The SDK composes via function calls and objects in memory. You import a library into your own Python or TypeScript process. You get an async generator yielding typed messages. You can branch on structured output, pass results between agents as in-memory data, implement conditional retry logic, and hold state across steps without serializing to disk. The boundary between your logic and the agent is a function call, not a pipe.
The Agent SDK is, internally, the CLI's agent loop extracted as a library: the same tools, the same context management, the same dispatch engine.6 Reaching for the SDK to build an agent is, in most cases, stripping out the CLI's composition infrastructure (CLAUDE.md resolution, .mcp.json discovery, hooks, skills, the settings hierarchy) and then rebuilding a subset of it in application code. For recipe-level composition, that is wasted effort.
The honest decomposition: the CLI is the right choice when composition is at the recipe level (different agents doing different independent jobs, each defined by their filesystem surface). The SDK is the right choice when composition is at the orchestration level (agents whose outputs feed into other agents' inputs within a single programmatic workflow, with branching logic that cannot be expressed as sequential process invocations). The recipe assembler plus CLI covers the first case. The SDK covers the second. Most people reaching for the SDK are paying the complexity tax of building a harness because they have not recognized that the harness they need already ships as a binary.

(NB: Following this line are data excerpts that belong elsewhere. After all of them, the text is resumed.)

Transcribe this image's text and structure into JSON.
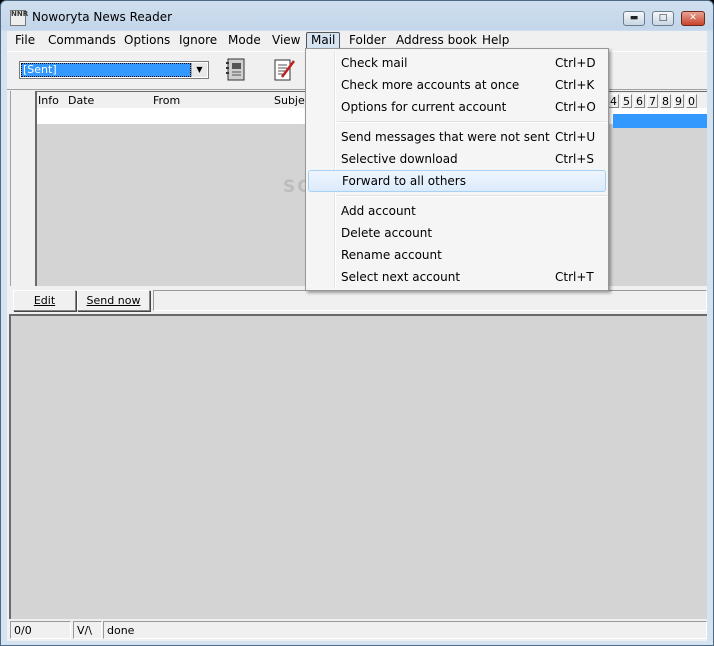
{
  "window": {
    "title": "Noworyta News Reader",
    "icon_text": "NNR"
  },
  "menubar": {
    "items": [
      "File",
      "Commands",
      "Options",
      "Ignore",
      "Mode",
      "View",
      "Mail",
      "Folder",
      "Address book",
      "Help"
    ]
  },
  "toolbar": {
    "folder_combo": "[Sent]"
  },
  "list": {
    "headers": [
      "Info",
      "Date",
      "From",
      "Subject"
    ],
    "letters": [
      "4",
      "5",
      "6",
      "7",
      "8",
      "9",
      "0"
    ]
  },
  "buttons": {
    "edit": "Edit",
    "send_now": "Send now"
  },
  "status": {
    "count": "0/0",
    "mode": "V/\\",
    "text": "done"
  },
  "mail_menu": {
    "groups": [
      [
        {
          "label": "Check mail",
          "shortcut": "Ctrl+D"
        },
        {
          "label": "Check more accounts at once",
          "shortcut": "Ctrl+K"
        },
        {
          "label": "Options for current account",
          "shortcut": "Ctrl+O"
        }
      ],
      [
        {
          "label": "Send messages that were not sent",
          "shortcut": "Ctrl+U"
        },
        {
          "label": "Selective download",
          "shortcut": "Ctrl+S"
        },
        {
          "label": "Forward to all others",
          "shortcut": ""
        }
      ],
      [
        {
          "label": "Add account",
          "shortcut": ""
        },
        {
          "label": "Delete account",
          "shortcut": ""
        },
        {
          "label": "Rename account",
          "shortcut": ""
        },
        {
          "label": "Select next account",
          "shortcut": "Ctrl+T"
        }
      ]
    ],
    "highlighted": "Forward to all others"
  },
  "watermark": "SOFTPEDIA"
}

The practical consequence for recipe-level composition: under API key billing, the CLI becomes a composable agent engine. Fifty concurrent claude -p instances, each assembled from a different recipe, each working on a different task, each billed per token. No behavioral constraints, no "ordinary usage" questions, no attestation concerns. The only limit is the bill. The recipe assembler (the equivalent of terraform apply for agent definitions) is the missing tool, and it is a small one: read a manifest, assemble a directory, set environment variables, launch claude.
The stack decomposes into four layers: use case, harness, resource provider, and LLM API. Configuration is not a peer to infrastructure; it is a subset of the resources the provider serves. The provider is substitutable, which creates both architectural flexibility and an unresolved attestation gap. Anthropic addresses this gap through legal restriction on credential use rather than through technical enforcement.

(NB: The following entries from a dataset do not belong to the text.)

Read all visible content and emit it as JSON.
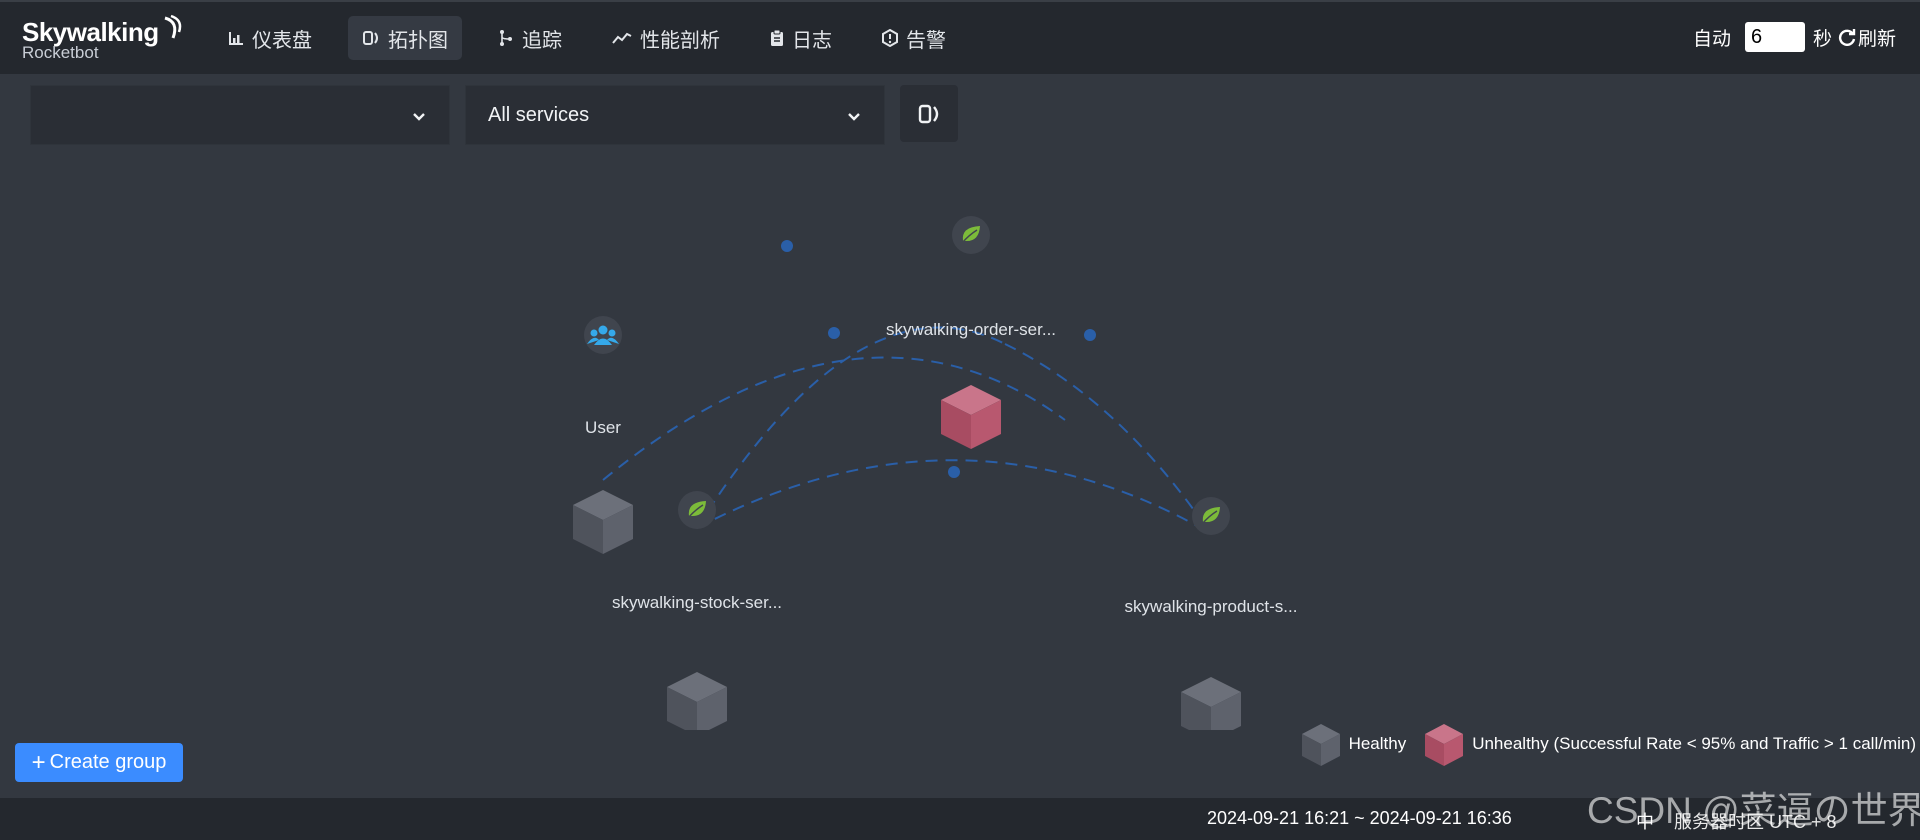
{
  "brand": {
    "name": "Skywalking",
    "sub": "Rocketbot"
  },
  "nav": {
    "items": [
      {
        "label": "仪表盘",
        "icon": "chart-icon"
      },
      {
        "label": "拓扑图",
        "icon": "topology-icon"
      },
      {
        "label": "追踪",
        "icon": "trace-icon"
      },
      {
        "label": "性能剖析",
        "icon": "profile-icon"
      },
      {
        "label": "日志",
        "icon": "log-icon"
      },
      {
        "label": "告警",
        "icon": "alarm-icon"
      }
    ],
    "active_index": 1
  },
  "auto_refresh": {
    "auto_label": "自动",
    "interval": "6",
    "unit": "秒",
    "refresh_label": "刷新"
  },
  "toolbar": {
    "group_select_value": "",
    "service_select_value": "All services"
  },
  "topology": {
    "nodes": [
      {
        "label": "User",
        "type": "user",
        "status": "healthy"
      },
      {
        "label": "skywalking-order-ser...",
        "type": "spring",
        "status": "unhealthy"
      },
      {
        "label": "skywalking-stock-ser...",
        "type": "spring",
        "status": "healthy"
      },
      {
        "label": "skywalking-product-s...",
        "type": "spring",
        "status": "healthy"
      }
    ]
  },
  "create_group": {
    "label": "Create group"
  },
  "legend": {
    "healthy": "Healthy",
    "unhealthy": "Unhealthy (Successful Rate < 95% and Traffic > 1 call/min)"
  },
  "footer": {
    "time_range": "2024-09-21 16:21 ~ 2024-09-21 16:36",
    "lang": "中",
    "timezone": "服务器时区 UTC + 8"
  },
  "watermark": "CSDN @菜逼の世界",
  "colors": {
    "background": "#333840",
    "topbar": "#24282e",
    "primary": "#3b8cff",
    "edge": "#2a5fa8",
    "healthy_node": "#5b5f69",
    "unhealthy_node": "#b8586f",
    "spring_leaf": "#7cbb3a",
    "user_icon": "#35a9ea"
  }
}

Within these constraints, the composable provider model offers a practical path to agent specialization: define agent behavior as a filesystem recipe, assemble it on demand beneath the fixed Claude Code binary, and rely on the harness's native configuration resolution to pick it up. The credential is the one invariant, the root of trust Anthropic holds. Everything else is infrastructure-as-code applied to agent definition.

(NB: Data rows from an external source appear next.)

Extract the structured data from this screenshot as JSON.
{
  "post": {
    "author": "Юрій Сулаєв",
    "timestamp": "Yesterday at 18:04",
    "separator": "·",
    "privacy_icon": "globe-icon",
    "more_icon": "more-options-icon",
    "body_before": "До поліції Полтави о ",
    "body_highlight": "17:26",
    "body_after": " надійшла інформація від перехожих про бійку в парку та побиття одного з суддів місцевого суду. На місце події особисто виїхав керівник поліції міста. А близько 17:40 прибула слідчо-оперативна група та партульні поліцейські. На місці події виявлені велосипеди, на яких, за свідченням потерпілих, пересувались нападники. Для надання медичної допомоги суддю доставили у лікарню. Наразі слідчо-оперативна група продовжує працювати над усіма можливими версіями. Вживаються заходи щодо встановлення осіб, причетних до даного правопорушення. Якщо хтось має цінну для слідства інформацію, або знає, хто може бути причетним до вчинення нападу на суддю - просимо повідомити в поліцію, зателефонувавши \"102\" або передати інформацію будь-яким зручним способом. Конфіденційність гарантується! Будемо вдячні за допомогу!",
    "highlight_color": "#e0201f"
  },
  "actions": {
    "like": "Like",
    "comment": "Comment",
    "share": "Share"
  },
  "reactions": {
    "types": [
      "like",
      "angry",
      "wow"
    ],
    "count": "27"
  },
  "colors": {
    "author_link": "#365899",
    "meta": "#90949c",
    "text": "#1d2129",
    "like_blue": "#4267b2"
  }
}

The result is agent-as-code by means of infrastructure-as-code, without writing a custom harness and without forking or wrapping the CLI. Under consumer plan credentials the scaling constraint is human: the model works at the rate a person can direct it, which is where the "ordinary, individual usage" boundary sits. Under API key credentials that constraint dissolves entirely, and the CLI becomes a composable SDK billed per token, with no behavioral restrictions beyond cost. The recipe assembler, a declarative manifest that describes an agent's filesystem surface and an apply step that assembles it, is the single missing primitive. It is a small one.